Ultimately I find myself being unable to overlook the negatives.
The biggest will be the bowls don’t provide a clear champion. Now I’m not being ignorant becauseI realize there is a national title game. But look at the teams playing for the national title this year.
Florida and Oklahoma are both one-loss teams. Both played well, deserve a chance to play for the title and barely came up short of perfection to decent squads.
But I wonder about Alabama, Texas Tech and Texas (among others) who all have one loss as well.
They have identical records and got big wins throughout the year so what stops them from playing for the title: a bunch of computers somewhere working with a formula?
The crux of the issue is after the title game is over and done there still won’t be consensus about who the real champion is.
All of the colleges mentioned above have every right to feel snubbed and walk away from the season upset and disappointed.
The thing is that issue leads to a compounded problem in that every year good teams will not get the bowl they deserve while mediocre teams get a much better position.
Take for instance this year’s squad from the University of Utah.
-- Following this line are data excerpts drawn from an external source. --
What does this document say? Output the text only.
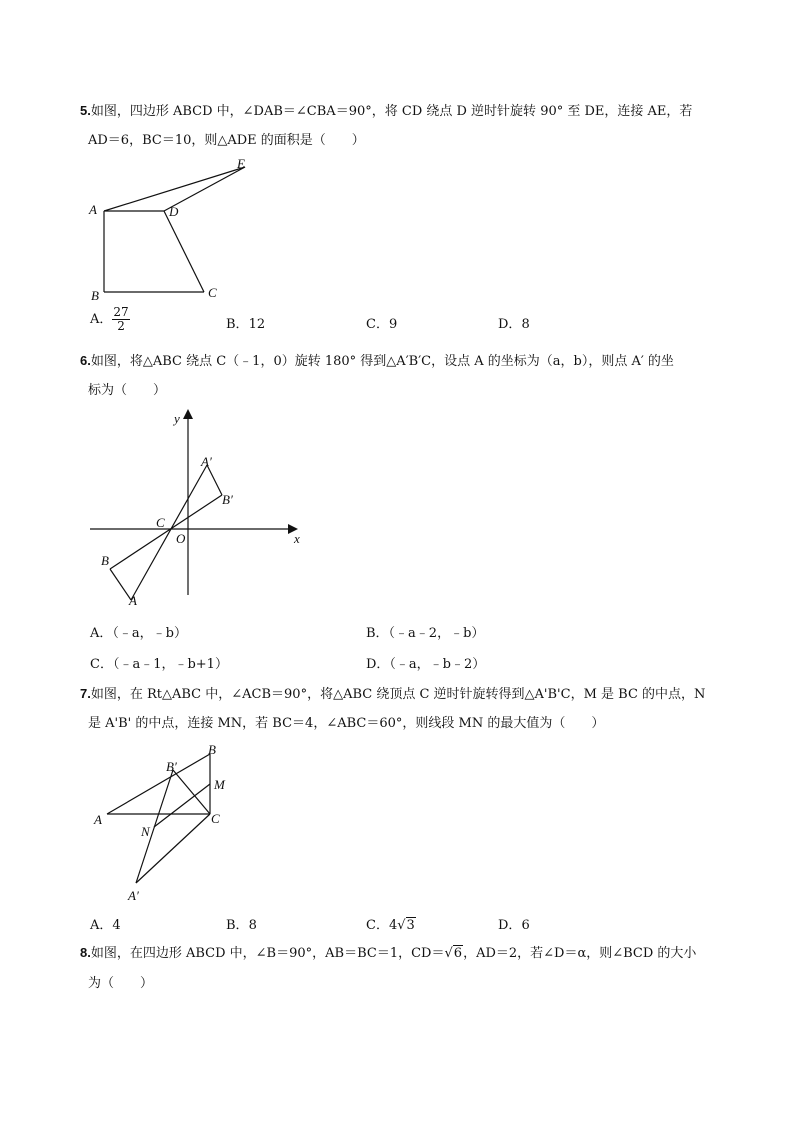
5.如图，四边形 ABCD 中，∠DAB＝∠CBA＝90°，将 CD 绕点 D 逆时针旋转 90° 至 DE，连接 AE，若
AD＝6，BC＝10，则△ADE 的面积是（　　）
A
B	C
D
E
A． $\frac{27}{2}$	B．12	C．9	D．8
6.如图，将△ABC 绕点 C（﹣1，0）旋转 180° 得到△A′B′C，设点 A 的坐标为（a，b），则点 A′ 的坐
标为（　　）
y
x
O
C
B
A
A′
B′
A．（﹣a，﹣b）	B．（﹣a﹣2，﹣b）
C．（﹣a﹣1，﹣b+1）	D．（﹣a，﹣b﹣2）
7.如图，在 Rt△ABC 中，∠ACB＝90°，将△ABC 绕顶点 C 逆时针旋转得到△A'B'C，M 是 BC 的中点，N
是 A'B' 的中点，连接 MN，若 BC＝4，∠ABC＝60°，则线段 MN 的最大值为（　　）
A
B
C
M
N
B′
A′
A．4	B．8	C．4√3	D．6
8.如图，在四边形 ABCD 中，∠B＝90°，AB＝BC＝1，CD＝√6，AD＝2，若∠D＝α，则∠BCD 的大小
为（　　）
The team went undefeated at 12-0, the only team in college football to get that mark. Yet they are not even considered for the national title game.
Granted they did well to get into the Allstate Sugar Bowl, one of the more established games on the schedule. But come on, an undefeated season in most sports has you primed for a championship run if not a spot in the title game.
On the flipside there is Louisiana State University. LSU is a decent club at 8-4 but their conference record is just 3-5. Yet they get to play in the prominent Chick-Fil-A bowl against ACC Coastal division winner Georgia Tech.
Meanwhile 12-1 teams like Ball State and Boise State, who were 8-0 in conference play, have to settle for more less-renowned games like the GMAC and San Diego County Credit Union Poinsettia bowl.
Those examples have a negative effect in my opinion. It makes the bowl system, essentially college football’s playoffs, more about the name of the schools rather than regular season performances.
The teams should get the most appropriate bowl otherwise the system needs to be overhauled.
Some time ago US President-elect Barack Obama said college football should do away with the bowl system and revert to a proper playoff system seen in other sports.
I wholeheartedly agree. It’s fairer, more entertaining and truly does justice to small schools and their fans who work so hard to compile good records and hardly get to star in a good game in the ‘postseason.’
The only thing I’d add to Obama’s point is how it would work out. All 34 bowls could be kept in place but treated as games within various rounds of the playoffs.
Sure, the teams would play more games but it would be a good step for many players looking to turn to the NFL.
Bear in mind the pros play 16 regular season matches not including the playoffs that could see four extra games.
The amount of teams who are bowl eligible would have to be reduced and controversy would arise from who gets in versus who doesn’t but for me that’s a problem universal to all sports.
Ultimately, the bowl system has big issues but at least the bowls create the sort of attention college football can build on.